Full sails! Stocks rose yesterday as some workers got back to work in China while the Coronavirus continued its spread. The S&P500 found a fresh high as crude oil found its 1-year low.
N O T E W O R T H Y
- Heads AND tails? These are unique times indeed! No, I am not talking about culture or politics – that’s the work of pundits and Facebook ranters. I am referring to the financial markets! Tradition has it, for good reason, that bonds go down when stocks go up. When stocks go up, investors believe that the economy will be doing well in coming quarters. When bond investors believe that the economy will be strong, they expect that inflation will be on the rise causing them to require higher yields from their bond investments. More practically, if the economy is booming, the Fed will eventually raise rates. Higher yields and higher interest rates mean lower prices for bonds. Got it? Stocks go up -> bonds go down… and vice versa. That is the way things work… normally. It is also the basis for many second-rate money managers who allocate their clients’ assets between simply stocks and bonds using high-cost mutual funds. If stocks get beaten up, bonds should rise and offer some downside protection… diversification. But as we have seen recently that simple investment thesis can be flawed. Last year while stocks rose, so did bonds! Guess what? The discrepancy continues. Yesterday, the S&P500 closed at a fresh all-time high and the 10-year treasury note rallied bringing its yield down -2 basis points to 1.56%, very close to the bottom of its range (the recent low was 1.49% last September, the all-time low was 1.46% in 2016). Bond investors continue to worry about the fragile global economy as the Coronavirus continues to spread while stock investors see all good things on the road ahead. Unfortunately only one of the two will come out as the winner. For now, the uncertainty is paying off for those investors who are invested in both asset classes. For those invested in only one of the two, things are not likely to end well… if you are on the wrong side when the correlation reverts to the mean. The moral of the story here is that diversification is critical… also… diversification across multiple asset classes, not just stocks and bonds, is the best way to manage portfolio risk for long term success.
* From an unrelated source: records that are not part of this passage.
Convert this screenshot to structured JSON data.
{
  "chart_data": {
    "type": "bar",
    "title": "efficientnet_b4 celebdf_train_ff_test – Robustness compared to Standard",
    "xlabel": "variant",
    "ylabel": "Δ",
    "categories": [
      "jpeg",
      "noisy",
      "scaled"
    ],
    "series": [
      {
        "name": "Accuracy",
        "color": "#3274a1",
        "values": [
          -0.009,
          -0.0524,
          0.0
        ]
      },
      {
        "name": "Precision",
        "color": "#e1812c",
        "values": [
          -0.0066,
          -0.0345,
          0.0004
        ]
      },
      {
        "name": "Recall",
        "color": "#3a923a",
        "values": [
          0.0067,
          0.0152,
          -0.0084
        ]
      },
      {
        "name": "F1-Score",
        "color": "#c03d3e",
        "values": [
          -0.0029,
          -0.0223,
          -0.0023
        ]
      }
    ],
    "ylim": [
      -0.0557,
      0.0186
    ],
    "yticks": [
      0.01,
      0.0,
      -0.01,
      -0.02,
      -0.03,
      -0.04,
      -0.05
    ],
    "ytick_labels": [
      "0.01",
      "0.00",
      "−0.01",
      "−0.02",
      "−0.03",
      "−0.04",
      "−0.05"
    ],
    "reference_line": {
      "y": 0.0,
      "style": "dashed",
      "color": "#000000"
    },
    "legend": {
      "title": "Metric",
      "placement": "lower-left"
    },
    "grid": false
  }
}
- Fed up. Last Friday, the Fed released its economic assessment to Congress, offering us a hint at what the Central Bankers are thinking about these days. Last year it was all about “things are good in the US, trade war is bad, weak Chinese economy is bad, don’t worry we are here to support you” – that clearly helped the market reach new highs… and lots of them. Chairman Powell is due to be on Capitol Hill today to address lawmakers and investors surely want to know what the secretive group has on its mind. Yesterday, San Francisco Fed President Mary Daly said that she was comfortable with policy the way it is for the “foreseeable future”… assuming nothing unexpected occurs. Powell is likely to say the same thing although he is likely to highlight the Coronavirus as a risk factor. This, as the Fed is under fresh pressure from the President to be more aggressive in their accommodations. What are investors hoping for? According to Fed Funds Futures yesterday, there was a 62.8% chance of a Fed rate cut in July. One week ago, investors gave slightly better than even odds of a cut (54.8%). One month ago the odds of a July cut were at 31.7% with a 6.5% chance of a rate hike. So, the trend is towards a rate cut. This may explain why stocks are rallying to new highs in the face of the expanding Coronavirus risks.
Stocks rallied to new highs yesterday as China rushed more aid to its feverish economy and workers slowly returned to their jobs. The S&P500 traded up by +0.73%, the Dow Jones Industrial Average climbed by +0.6%, the Russell 2000 advanced by +0.66%, and the NASDAQ Composite Index jumped by +1.13%. Bonds also rallied yesterday and 10-year treasury yields fell by -2 basis points to 1.56%. Crude oil continued to slide, falling by -1.49% settling back below $50.
– JOLTS Job Openings is expected to show an increase in job openings from 6.8 million to 6.925 million.
– Jerome Powell will speak on Capitol Hill at 10:00 AM EST.
– Fed Governor Randall Quarles, St. Louis Fed President James Bullard, and Minneapolis Fed President Neel Kashkari will all speak today.
– This morning Hilton, Hasbro, and Virtu Financial beat while Under Armor and Martin Marietta Materials missed expectations. Before the bell we will hear from Dominion Energy and Goodyear Tire & Rubber. After the bell announcements are expected to include Lyft and Akamai.